Army, Navy want new personnel system sooner

The Army and Navy want to speed up their transition to the Defense Department integrated personnel and payroll system that is under development, officials said last week. The two services want to shift to the Defense Integrated Military Human Resources System (DIMHRS) as soon as possible so they can turn off older systems that cost bundles of money to maintain. When finished, DIMHRS will be the Defense Department's sole personnel and payroll system, covering 3.1 million military personnel including reserve and National Guard forces. The four-year contract for DIMHRS was awarded to PeopleSoft Inc. and is worth $120 million. The project is expected to be in place at all services by 2006. The Army and Navy hope to shave three years off that target date and have the new system in place by 2003, officials said in an interview with last week. "The Army and Navy would like to realize the cost savings of retiring legacy systems because of maintenance costs," said Navy Capt.
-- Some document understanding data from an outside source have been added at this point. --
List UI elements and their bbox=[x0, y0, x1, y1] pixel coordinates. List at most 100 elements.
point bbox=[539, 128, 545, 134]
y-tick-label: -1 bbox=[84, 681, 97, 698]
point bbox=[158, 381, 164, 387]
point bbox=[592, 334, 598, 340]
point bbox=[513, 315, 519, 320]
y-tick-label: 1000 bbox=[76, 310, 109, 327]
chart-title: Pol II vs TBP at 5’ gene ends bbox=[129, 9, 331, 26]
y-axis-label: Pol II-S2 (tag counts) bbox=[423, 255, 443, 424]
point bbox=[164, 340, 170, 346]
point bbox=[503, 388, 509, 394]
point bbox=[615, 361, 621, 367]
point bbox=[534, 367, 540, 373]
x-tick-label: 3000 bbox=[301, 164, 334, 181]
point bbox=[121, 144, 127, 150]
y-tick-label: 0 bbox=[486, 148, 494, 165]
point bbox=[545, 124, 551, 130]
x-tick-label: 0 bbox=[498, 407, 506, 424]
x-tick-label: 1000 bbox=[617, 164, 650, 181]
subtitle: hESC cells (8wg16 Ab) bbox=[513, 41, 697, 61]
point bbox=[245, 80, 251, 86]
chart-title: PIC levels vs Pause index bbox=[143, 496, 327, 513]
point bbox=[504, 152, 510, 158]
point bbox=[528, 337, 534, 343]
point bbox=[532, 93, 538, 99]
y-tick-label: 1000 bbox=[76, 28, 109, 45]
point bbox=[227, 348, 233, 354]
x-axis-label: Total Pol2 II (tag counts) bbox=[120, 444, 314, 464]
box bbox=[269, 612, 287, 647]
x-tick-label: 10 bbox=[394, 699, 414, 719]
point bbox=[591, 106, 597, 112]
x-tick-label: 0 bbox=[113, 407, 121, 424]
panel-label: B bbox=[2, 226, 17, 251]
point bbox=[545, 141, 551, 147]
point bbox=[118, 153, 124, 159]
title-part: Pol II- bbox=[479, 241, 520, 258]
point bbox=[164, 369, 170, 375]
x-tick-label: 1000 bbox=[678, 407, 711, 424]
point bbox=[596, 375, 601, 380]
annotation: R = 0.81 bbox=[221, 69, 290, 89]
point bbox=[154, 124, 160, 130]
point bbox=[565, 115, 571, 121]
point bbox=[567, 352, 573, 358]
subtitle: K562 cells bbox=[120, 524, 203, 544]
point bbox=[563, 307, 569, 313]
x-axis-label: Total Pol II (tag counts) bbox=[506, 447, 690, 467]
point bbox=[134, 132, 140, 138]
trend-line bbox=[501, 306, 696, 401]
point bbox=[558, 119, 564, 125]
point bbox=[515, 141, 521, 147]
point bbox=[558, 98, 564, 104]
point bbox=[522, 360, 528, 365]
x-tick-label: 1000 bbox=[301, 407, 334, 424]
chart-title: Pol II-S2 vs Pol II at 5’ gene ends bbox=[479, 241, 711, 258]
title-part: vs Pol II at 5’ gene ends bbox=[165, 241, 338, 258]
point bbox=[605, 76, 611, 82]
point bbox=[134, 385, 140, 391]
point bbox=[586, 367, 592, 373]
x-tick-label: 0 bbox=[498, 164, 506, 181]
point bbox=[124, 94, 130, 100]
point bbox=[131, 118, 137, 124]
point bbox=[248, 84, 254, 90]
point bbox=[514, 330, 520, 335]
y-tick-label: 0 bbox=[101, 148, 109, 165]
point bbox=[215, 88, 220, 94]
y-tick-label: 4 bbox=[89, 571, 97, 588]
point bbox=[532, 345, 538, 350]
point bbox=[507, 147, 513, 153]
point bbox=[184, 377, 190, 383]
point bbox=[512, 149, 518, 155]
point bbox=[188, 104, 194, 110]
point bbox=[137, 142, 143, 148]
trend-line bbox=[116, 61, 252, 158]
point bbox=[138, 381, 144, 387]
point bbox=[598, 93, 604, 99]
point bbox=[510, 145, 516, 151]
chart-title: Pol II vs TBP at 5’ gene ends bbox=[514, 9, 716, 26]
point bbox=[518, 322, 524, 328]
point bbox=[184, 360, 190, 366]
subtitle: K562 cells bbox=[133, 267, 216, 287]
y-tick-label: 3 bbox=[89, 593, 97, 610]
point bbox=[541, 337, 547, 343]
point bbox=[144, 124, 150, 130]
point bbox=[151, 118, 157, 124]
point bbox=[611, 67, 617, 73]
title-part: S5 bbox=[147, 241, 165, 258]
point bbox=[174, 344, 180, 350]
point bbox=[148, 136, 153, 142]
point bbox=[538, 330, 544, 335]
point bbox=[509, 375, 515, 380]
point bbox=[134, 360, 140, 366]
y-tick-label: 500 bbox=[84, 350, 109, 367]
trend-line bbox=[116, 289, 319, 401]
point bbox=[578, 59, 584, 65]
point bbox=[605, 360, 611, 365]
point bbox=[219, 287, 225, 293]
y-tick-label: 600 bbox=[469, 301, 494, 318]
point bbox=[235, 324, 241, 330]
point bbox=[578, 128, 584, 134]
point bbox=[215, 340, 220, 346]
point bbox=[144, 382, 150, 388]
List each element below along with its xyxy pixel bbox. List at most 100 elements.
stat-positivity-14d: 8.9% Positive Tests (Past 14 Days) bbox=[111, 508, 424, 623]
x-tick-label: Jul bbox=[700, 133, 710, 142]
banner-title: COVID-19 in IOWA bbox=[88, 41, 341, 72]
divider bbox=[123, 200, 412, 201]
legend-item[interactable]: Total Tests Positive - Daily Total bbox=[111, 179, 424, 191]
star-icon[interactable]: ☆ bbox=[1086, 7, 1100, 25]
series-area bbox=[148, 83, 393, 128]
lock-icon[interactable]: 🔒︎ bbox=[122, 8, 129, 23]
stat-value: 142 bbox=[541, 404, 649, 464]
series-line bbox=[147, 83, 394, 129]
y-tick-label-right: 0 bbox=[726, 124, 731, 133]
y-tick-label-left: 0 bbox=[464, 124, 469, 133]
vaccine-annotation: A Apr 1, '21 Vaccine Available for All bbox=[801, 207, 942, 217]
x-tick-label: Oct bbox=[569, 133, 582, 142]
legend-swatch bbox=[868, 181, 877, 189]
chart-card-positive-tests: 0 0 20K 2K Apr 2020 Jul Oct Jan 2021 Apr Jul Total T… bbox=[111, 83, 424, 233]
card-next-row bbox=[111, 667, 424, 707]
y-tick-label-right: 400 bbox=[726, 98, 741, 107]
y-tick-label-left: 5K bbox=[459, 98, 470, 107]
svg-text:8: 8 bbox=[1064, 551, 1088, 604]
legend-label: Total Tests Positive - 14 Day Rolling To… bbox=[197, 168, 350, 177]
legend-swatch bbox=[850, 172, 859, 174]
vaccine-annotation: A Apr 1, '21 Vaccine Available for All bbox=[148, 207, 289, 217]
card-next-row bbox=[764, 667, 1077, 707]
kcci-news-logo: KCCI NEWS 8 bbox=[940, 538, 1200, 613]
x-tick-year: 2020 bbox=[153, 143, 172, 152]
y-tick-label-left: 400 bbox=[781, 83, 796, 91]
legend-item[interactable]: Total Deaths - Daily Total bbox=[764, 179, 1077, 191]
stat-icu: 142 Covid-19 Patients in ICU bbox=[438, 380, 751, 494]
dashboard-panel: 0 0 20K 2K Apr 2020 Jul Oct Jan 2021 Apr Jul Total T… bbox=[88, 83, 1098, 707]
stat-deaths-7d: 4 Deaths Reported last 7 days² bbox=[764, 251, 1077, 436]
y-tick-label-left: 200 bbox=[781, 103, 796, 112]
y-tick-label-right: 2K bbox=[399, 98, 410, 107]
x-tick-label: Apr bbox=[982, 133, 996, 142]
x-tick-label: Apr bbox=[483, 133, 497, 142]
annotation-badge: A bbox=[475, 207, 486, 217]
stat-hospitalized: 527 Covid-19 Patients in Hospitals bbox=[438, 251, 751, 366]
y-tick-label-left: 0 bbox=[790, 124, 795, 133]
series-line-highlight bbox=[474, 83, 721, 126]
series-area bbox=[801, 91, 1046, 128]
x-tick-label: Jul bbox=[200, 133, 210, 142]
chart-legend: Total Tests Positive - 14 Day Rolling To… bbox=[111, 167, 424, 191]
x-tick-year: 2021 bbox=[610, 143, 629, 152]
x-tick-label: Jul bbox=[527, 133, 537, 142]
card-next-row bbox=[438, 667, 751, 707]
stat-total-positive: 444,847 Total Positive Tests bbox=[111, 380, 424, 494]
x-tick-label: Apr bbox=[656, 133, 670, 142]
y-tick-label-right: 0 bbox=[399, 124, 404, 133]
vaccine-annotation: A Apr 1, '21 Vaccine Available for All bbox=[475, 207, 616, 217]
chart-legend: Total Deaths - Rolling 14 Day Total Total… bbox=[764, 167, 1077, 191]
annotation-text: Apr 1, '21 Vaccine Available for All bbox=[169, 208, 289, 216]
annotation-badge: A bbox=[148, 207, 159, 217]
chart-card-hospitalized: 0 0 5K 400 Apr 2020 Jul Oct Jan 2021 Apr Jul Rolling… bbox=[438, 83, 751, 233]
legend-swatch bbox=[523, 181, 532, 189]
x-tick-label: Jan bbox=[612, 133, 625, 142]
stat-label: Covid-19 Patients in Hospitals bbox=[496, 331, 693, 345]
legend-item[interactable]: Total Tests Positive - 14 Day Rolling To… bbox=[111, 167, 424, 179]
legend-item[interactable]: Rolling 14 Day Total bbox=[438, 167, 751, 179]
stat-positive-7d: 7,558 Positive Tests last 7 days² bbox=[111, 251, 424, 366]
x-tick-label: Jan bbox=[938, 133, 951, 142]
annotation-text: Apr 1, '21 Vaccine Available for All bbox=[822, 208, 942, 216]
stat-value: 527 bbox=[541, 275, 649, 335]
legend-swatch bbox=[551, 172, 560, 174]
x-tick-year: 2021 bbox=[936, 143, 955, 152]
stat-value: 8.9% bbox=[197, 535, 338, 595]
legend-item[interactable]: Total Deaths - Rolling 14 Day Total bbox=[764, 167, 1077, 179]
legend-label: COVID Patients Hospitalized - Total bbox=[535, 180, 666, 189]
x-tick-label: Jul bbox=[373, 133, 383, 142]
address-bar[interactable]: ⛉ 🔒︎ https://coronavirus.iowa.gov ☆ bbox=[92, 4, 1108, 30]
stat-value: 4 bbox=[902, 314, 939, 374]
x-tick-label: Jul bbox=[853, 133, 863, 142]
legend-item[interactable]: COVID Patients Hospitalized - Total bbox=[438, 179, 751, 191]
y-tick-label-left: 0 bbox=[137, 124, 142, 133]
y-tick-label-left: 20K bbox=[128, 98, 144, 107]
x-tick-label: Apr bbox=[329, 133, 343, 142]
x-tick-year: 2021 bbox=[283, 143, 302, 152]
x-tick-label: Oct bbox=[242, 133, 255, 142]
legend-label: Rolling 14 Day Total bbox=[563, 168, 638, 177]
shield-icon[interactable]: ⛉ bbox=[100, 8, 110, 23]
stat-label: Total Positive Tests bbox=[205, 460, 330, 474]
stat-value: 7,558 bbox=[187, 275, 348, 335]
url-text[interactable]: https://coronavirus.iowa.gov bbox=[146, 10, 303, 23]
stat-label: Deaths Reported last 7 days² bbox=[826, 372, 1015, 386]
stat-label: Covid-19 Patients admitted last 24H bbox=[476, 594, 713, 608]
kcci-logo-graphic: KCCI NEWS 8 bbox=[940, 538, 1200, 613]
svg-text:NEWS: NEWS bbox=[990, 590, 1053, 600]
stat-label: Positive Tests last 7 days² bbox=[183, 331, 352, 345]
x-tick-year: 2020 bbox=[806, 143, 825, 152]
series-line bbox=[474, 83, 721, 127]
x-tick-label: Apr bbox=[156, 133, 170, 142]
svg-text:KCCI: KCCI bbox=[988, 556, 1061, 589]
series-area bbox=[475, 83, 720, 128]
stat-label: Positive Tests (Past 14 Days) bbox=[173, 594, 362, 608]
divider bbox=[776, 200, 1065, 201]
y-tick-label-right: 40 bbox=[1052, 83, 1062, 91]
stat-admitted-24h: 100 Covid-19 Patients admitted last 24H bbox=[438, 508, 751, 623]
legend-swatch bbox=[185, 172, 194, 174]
Valerie Carpenter, DIMHRS program manager. The DIMHRS program office is trying to build consensus on speeding up implementation of the new system, and, according to Carpenter, has been heartened by its enthusiastic acceptance among the military services. Such far-reaching efforts are often unpopular, officials noted. A decision on whether the project will be fast-tracked is expected soon. Defense has known since the Gulf War that it needed a single system that could bring the human elements of a joint force together in one place. Ben Maguire, the DIMHRS program manager for PeopleSoft, said the requirements of joint operations are at the heart of the new system.

"Today there is no battle plan that doesn't envision the use of National Guard units and reserve forces," Maguire said. Fulton Fulton, DIMHRS' deputy program manager, said the system will focus on self-service and enable service members to check their personnel records to make sure they are accurate. And, Fulton said, the system will be intuitive and require little training because access is via a standard Web browser. The Air Force and Marines both support the development of DIMHRS, but neither service has asked for an accelerated implementation because they have newer human resources systems than the Army and Navy, Fulton said.